On June 25, 2015 The Supreme Court of the United States delivered its opinion in King v Burwell, a case that questioned the validity of Affordable Care Act’s (ACA) exchanges and subsidies. With that opinion in favor of the ACA the reality of the law’s being “here to stay” created the merger mania that we have seen with the mega deals between Aetna and Humana (announced on July 3, 2015) and the more recently announced merger between Anthem and Cigna. If you’ve ever wondered if there is such a thing as market forces, wonder no more because two of the nation’s largest insurance carriers will soon cease to exist. And it took barely three weeks from the SCOTUS decision to get the top echelon of health insurance payers to lay out billions to rapidly grow in size, scope, and financial wherewithal.
A fair question to ask is “why now?” The response to that question must be found within the labyrinth that is the ACA. The ACA came into existence with a many facets that very few people understood and with even fewer specifics as to how this regulation was actually going to be administered. The debate in congress in 2010 was largely around the government’s either creating a single-payer type of program such as exists in many Western countries, or working with the combination of healthcare providers and payers to create a different type of program. At the time, there was skepticism among payers and providers as to the viability of the ACA.

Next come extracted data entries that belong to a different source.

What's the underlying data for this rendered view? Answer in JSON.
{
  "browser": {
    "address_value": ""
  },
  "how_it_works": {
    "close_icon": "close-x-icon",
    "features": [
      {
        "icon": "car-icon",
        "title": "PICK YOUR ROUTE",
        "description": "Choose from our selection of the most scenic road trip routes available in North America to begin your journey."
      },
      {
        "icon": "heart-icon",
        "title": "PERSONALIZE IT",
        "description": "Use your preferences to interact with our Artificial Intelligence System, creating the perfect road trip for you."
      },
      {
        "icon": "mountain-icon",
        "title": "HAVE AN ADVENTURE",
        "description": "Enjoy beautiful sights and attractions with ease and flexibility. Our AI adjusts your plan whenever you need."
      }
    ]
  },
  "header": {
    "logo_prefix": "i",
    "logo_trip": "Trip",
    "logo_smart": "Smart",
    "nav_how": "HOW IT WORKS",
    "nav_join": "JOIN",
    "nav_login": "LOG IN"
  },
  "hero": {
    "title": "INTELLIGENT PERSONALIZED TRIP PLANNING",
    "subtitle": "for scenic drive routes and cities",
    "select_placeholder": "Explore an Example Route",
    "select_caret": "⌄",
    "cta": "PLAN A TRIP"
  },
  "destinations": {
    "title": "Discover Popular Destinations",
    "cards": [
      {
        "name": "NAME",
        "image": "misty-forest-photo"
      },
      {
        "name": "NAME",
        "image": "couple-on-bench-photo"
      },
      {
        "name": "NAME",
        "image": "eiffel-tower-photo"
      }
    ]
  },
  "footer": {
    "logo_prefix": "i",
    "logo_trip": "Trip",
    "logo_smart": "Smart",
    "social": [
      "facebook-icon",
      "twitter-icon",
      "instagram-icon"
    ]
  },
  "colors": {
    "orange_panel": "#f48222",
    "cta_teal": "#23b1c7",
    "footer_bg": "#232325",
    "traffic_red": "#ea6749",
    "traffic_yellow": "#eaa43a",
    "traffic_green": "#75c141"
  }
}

Because the ACA was to take all applicants regardless of preexisting conditions and to employ community rating as well as to promote required coverage, insurance companies were concerned as how they could manage the risk they were being asked to take on. Many saw the ACA as designed to create a single payer system similar to Medicare, with the insurance companies selling supplemental policies such as they do now with Medicare Advantage plans. But three little-understood programs within the ACA were key to keeping the private insurance companies in the game, maintaining a certain level of profitability: Risk Corridors, Reinsurance, and Risk Adjustment.

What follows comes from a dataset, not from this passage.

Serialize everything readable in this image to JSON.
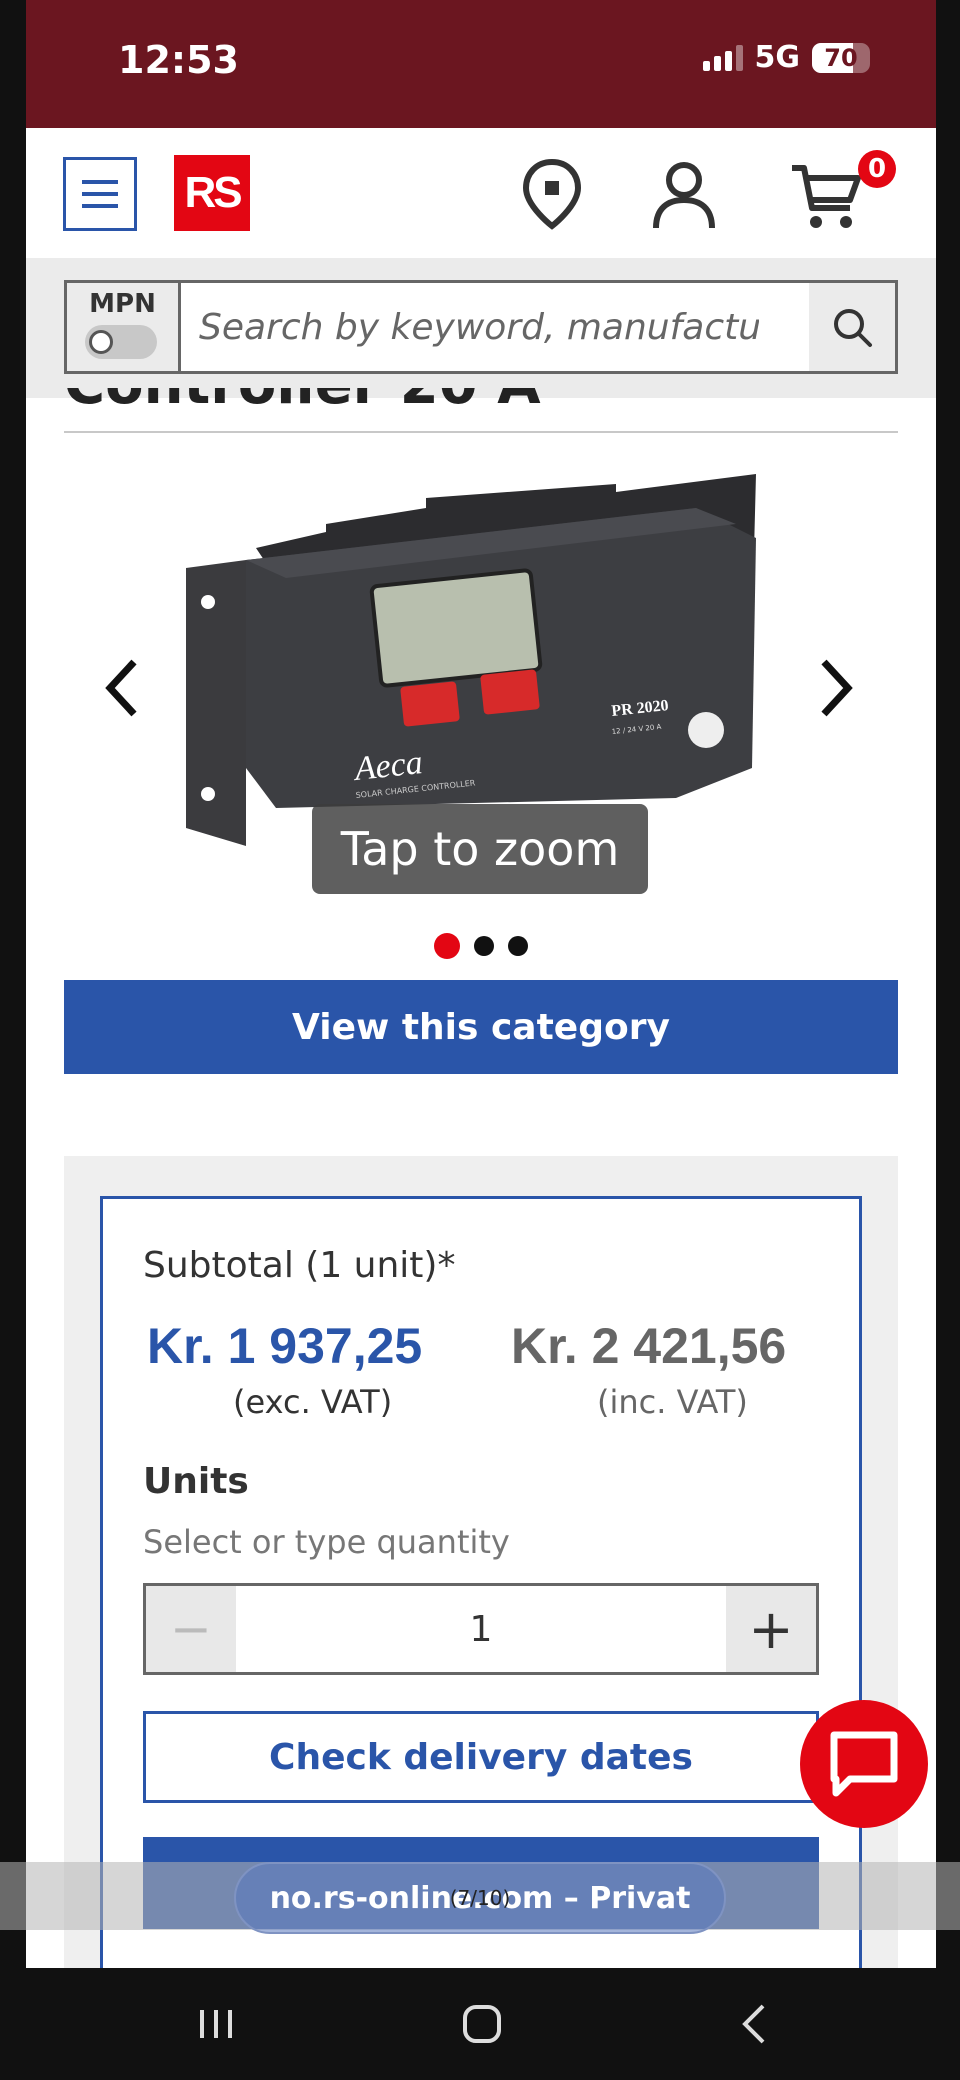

Now the answer to the “why now?” question posed earlier: Two of these programs that were designed to cover certain underwriting and claims costs—Risk Corridors and Reinsurance—expire in 2017. Only the Risk Adjustment program is permanent. Take away those two programs and the billions of dollars they represent to insurance companies and it becomes easy to see why companies that were once actively in selling health insurance policies are now exiting the health insurance business entirely. And it explains the activities of the giants, who see the market opportunity that sheer scale can bring.